Harris turned herself in about seven hours after Sullivan’s arrest, accompanied by her attorney.
At her bond hearing, it was explained that Harris “actively assisted and enabled Darius Sullivan throughout the course of the murder of Sgt. Rittmanic and [attempted] murder of officer Bailey, and she is equally responsible.”
Sullivan has been charged with six counts of first-degree murder, two counts of attempted first-degree murder, and one charge of aggravated battery with a firearm.
Harris is charged with three counts of first-degree murder and one count of attempted first-degree murder.
Rowe said the charges filed for Sullivan & Harris include first-degree murder of a police officer and attempted first-degree murder of a police officer.
While Illinois eliminated the death penalty, Rowe said he was submitting a request to the U.S. Attorney for the Central District of Illinois and the U.S. Attorney General to review the case to lodge federal murder charges against both suspects.
Unlike Illinois, the federal government still allows death sentences.
Rowe said this was being done due to legal precedent and “the nature of the offenses.”
Rowe said: “Our State’s Attorney’s Office will now work to ensure these offenders face the harshest justice the law allows, no matter the jurisdiction, and to ensure that the full weight of the criminal justice system is brought to bear upon them and anyone who assisted them”.
Fox News reported that Sgt. Rittmanic joined the Bradley Police Department in 2007and was promoted to sergeant in 2014, according to Lt. Philip Trudeau, a spokesman for the Bradley Police Department.

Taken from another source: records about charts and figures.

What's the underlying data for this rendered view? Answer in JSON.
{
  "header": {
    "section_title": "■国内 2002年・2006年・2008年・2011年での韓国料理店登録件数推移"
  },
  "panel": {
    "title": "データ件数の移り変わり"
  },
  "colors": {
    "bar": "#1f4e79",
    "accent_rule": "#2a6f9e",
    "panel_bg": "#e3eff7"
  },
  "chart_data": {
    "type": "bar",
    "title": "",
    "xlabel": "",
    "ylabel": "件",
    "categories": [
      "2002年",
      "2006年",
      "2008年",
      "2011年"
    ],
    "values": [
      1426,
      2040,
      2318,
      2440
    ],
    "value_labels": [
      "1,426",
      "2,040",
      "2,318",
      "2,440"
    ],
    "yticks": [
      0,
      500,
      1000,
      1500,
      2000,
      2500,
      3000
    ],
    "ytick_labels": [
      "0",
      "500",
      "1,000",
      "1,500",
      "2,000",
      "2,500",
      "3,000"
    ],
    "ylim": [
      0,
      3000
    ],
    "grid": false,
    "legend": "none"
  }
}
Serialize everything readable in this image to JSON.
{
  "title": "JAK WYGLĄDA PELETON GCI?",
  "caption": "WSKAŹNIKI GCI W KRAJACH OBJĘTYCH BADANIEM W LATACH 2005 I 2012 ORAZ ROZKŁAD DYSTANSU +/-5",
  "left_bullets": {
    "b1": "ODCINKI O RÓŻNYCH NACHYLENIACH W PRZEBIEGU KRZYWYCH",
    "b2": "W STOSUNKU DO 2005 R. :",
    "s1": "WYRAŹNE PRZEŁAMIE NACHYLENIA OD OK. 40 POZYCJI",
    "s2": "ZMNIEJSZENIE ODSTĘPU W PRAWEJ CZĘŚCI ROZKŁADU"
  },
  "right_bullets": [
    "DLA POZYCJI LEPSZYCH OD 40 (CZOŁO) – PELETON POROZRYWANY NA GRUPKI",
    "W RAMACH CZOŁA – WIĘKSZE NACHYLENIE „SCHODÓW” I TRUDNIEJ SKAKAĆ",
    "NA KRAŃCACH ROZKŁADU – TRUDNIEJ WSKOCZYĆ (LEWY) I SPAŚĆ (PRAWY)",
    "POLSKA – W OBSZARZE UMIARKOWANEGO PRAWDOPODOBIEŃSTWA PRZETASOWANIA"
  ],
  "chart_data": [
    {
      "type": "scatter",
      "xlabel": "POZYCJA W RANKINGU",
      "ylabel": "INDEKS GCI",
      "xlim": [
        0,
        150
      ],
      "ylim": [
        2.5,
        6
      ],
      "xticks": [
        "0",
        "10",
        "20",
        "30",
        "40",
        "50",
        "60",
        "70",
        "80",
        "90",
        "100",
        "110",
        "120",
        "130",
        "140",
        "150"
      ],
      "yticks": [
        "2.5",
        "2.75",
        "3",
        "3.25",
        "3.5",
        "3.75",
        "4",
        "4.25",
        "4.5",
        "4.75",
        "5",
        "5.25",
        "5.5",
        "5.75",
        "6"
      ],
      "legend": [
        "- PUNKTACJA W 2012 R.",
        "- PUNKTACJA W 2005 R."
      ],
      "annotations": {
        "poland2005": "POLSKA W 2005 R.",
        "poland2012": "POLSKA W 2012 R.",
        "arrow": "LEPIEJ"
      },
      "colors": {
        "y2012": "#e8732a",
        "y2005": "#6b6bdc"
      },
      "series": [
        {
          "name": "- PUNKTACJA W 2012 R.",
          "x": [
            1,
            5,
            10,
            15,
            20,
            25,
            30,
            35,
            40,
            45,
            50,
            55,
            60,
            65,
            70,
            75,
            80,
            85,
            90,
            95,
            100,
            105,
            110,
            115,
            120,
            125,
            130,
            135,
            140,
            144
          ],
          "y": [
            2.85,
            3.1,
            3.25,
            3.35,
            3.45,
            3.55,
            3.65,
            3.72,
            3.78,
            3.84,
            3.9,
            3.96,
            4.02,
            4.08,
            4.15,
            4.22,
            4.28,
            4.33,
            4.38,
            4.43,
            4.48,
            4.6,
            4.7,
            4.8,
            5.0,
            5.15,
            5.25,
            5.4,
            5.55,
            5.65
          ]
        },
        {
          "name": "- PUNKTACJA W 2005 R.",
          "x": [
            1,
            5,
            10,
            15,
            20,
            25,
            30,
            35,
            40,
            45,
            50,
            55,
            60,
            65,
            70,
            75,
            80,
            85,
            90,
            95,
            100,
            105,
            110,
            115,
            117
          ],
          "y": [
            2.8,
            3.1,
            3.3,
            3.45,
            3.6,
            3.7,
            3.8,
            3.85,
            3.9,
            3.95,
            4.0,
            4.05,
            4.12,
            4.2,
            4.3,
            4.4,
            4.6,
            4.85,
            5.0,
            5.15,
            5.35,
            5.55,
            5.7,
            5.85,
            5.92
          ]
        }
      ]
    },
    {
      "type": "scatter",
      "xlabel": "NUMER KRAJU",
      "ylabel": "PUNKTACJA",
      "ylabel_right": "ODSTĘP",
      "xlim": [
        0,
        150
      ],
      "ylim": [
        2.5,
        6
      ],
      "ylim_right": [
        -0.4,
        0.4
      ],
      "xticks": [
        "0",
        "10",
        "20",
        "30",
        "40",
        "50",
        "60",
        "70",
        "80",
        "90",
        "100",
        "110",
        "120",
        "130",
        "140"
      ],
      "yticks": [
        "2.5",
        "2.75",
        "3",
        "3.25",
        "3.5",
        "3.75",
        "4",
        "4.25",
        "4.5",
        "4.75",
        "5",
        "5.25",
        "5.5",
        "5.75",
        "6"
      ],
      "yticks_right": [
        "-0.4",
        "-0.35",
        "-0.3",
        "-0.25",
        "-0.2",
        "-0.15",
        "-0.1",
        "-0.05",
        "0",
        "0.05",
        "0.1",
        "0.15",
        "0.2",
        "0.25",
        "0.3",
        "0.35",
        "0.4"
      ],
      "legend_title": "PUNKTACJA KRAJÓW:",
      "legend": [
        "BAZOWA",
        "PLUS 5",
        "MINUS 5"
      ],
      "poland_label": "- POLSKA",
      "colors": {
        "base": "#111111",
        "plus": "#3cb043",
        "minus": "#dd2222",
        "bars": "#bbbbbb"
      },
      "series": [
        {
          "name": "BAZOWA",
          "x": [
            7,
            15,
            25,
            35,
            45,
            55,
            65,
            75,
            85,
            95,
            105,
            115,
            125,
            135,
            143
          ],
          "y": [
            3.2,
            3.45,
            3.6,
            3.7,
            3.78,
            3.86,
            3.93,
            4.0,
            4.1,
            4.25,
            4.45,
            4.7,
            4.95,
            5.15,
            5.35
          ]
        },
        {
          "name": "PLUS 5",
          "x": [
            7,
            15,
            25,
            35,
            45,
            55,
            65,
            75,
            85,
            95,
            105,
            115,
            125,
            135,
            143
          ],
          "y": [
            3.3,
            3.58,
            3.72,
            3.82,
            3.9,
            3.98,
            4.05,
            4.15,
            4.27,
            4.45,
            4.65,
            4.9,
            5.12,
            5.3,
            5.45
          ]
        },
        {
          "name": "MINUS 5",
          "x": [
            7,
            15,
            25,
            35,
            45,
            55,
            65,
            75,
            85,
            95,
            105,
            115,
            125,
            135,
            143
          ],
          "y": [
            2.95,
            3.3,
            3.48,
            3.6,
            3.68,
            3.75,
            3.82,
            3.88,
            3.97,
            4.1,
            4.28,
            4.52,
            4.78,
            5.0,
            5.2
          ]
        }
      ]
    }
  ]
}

He added that she had previously spent seven years serving as a deputy with the Iroquois County Sheriff’s Department.
On Monday, the Illinois State Police released a statement on behalf of her family and the Bradley Police Department, praising her for her work and thanking the community for an outpouring of support.
“Marlene believed in people and her ability to speak to the community with respect; meet them where they are in life; try to understand their true needs; and work together to find a solution that produced the least disruption in people’s lives,” the statement read, reported ABC7 in Chicago.
“To her—the job was about making her community safe for everyone, she believed—and stated, “just because you can, doesn’t mean you should.”
Sgt. Rittmanic, a dog lover, published poet, amateur photographer and film producer for family events, was awarded Law Enforcement Officer of the Year in 2020, the statement said.
“Our world has been turned upside down, obliterated, and hopelessly broken,” her family and colleagues said.